Could coronavirus alter attitudes to climate change?

As an act of nature, coronavirus may make people change climate change behaviour, says Lord John Browne, former CEO of energy company BP.

swirling ocean

The fact that the COVID-19 (coronavirus) pandemic stems from nature may prompt people to put more emphasis on changing behaviour to tackle climate change, says Lord Browne in a video interview with Professor Christoph Loch, the Dean of Cambridge Judge Business School.

“When nature does something – not presidents or prime ministers or armies, but nature – our response is very different,” said Lord Browne, Chairman of the Francis Crick Institute and Deputy Chairman of oil and gas company Wintershall Dea, and a former Chairman of the Cambridge Judge Advisory Board.

“Resilience and fragility are on the agenda,” he said. “Climate change and the consequences of that, compared to COVID-19, could be vastly bigger,” he told Cambridge Judge Dean Christoph Loch. “And I think an appreciation that nature is not to be tampered with in the way we are tampering with the atmosphere may become more important. People will think twice about how much carbon they are using and how much they are putting in the atmosphere.”

There may also be a “big and lasting impact” in policymaking with regard to renewable energy sources such as wind and solar, Lord Browne added in the video, part of the series of videos “CJBS Perspectives: Leadership in Unprecedented Times organised by the Alumni & External Engagement team and Executive Education teams at Cambridge Judge.

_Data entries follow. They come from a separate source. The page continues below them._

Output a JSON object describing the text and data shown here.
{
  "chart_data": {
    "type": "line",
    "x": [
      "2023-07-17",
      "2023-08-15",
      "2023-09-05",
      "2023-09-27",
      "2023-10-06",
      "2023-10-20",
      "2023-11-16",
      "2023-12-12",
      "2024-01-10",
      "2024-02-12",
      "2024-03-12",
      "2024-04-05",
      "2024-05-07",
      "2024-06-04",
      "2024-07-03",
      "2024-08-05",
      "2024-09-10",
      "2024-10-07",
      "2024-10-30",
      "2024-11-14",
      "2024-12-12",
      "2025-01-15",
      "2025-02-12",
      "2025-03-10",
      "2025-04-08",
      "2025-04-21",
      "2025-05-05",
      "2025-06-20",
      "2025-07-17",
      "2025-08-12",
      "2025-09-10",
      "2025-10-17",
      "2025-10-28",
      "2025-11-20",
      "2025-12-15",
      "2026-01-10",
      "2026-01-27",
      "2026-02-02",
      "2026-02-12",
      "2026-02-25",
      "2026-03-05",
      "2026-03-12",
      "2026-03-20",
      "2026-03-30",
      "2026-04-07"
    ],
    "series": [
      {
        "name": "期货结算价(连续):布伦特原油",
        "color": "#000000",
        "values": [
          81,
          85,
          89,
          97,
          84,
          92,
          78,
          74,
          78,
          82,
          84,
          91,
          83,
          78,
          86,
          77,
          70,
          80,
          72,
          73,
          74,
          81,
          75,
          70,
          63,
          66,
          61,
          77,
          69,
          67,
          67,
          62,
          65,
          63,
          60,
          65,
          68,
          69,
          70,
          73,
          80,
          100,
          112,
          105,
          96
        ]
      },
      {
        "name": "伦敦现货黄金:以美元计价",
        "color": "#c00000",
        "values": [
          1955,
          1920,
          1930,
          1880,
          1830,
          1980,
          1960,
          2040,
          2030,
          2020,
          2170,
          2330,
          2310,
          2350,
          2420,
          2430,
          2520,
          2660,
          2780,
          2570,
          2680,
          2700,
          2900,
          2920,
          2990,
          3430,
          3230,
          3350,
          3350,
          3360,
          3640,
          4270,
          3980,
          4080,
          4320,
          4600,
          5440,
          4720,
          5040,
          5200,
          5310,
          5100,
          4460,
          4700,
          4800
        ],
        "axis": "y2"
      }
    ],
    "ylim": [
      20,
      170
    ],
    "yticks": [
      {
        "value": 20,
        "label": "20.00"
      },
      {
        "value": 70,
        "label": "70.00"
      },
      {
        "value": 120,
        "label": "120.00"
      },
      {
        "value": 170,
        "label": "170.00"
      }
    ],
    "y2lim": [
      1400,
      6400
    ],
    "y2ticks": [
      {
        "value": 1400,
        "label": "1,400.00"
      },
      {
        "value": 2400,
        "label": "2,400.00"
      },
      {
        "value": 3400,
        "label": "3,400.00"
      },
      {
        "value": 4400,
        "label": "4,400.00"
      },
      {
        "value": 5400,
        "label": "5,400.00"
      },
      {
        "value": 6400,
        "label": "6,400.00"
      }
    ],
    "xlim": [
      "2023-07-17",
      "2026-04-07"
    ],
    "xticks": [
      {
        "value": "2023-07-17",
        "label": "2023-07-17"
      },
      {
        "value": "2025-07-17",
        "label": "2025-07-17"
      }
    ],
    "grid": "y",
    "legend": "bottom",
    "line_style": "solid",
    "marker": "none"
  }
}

Lord Browne said he had long believed that the oil and gas industry is part of both the problem and solution when it comes to climate change, in that it makes products containing hydrocarbons but also can invest in decarbonisation technology and other key measures.

He added that it is short-sighted to focus only on the practices of private-sector energy companies, given that 80 per cent of world oil and 60 per cent to 70 per cent of natural gas is produced in enterprises that are fully or partly state-owned, while listed energy companies now comprise less than five per cent of the S&P 500 index compared to 15 per cent at one time. “If you just shut down the private sector completely, the chances are the oil and gas would still be produced by the state sector, so be careful what you wish for here.”

Lord Browne predicted that the COVID-19 crisis will have lasting effects on supply chains. “People won’t necessarily apply long supply chains to the production of goods where they don’t have to. There will be a balance, I think here, as we redefine efficiency to include also resilience – and that means just-in-time, zero inventory, long supply chains probably are a thing of the past for some things that we make, but not for everything.”

Lord Browne said the coronavirus crisis has underlined how leaders need to learn to make decisions based on imperfect information. “They have to make decisions, they absolutely have to make decisions, so they need to make them in a way that is partly reversible. And they have to be clear about direction and objectives.

“If the objective is to reduce deaths, remember that objective; if the objective is to put the economy first and everything else second you’d better be clear about that.

“These are hard trade-offs: the economy or people dying. I do believe that the general public understand this trade-off, and that they would appreciate a clearer debate here.”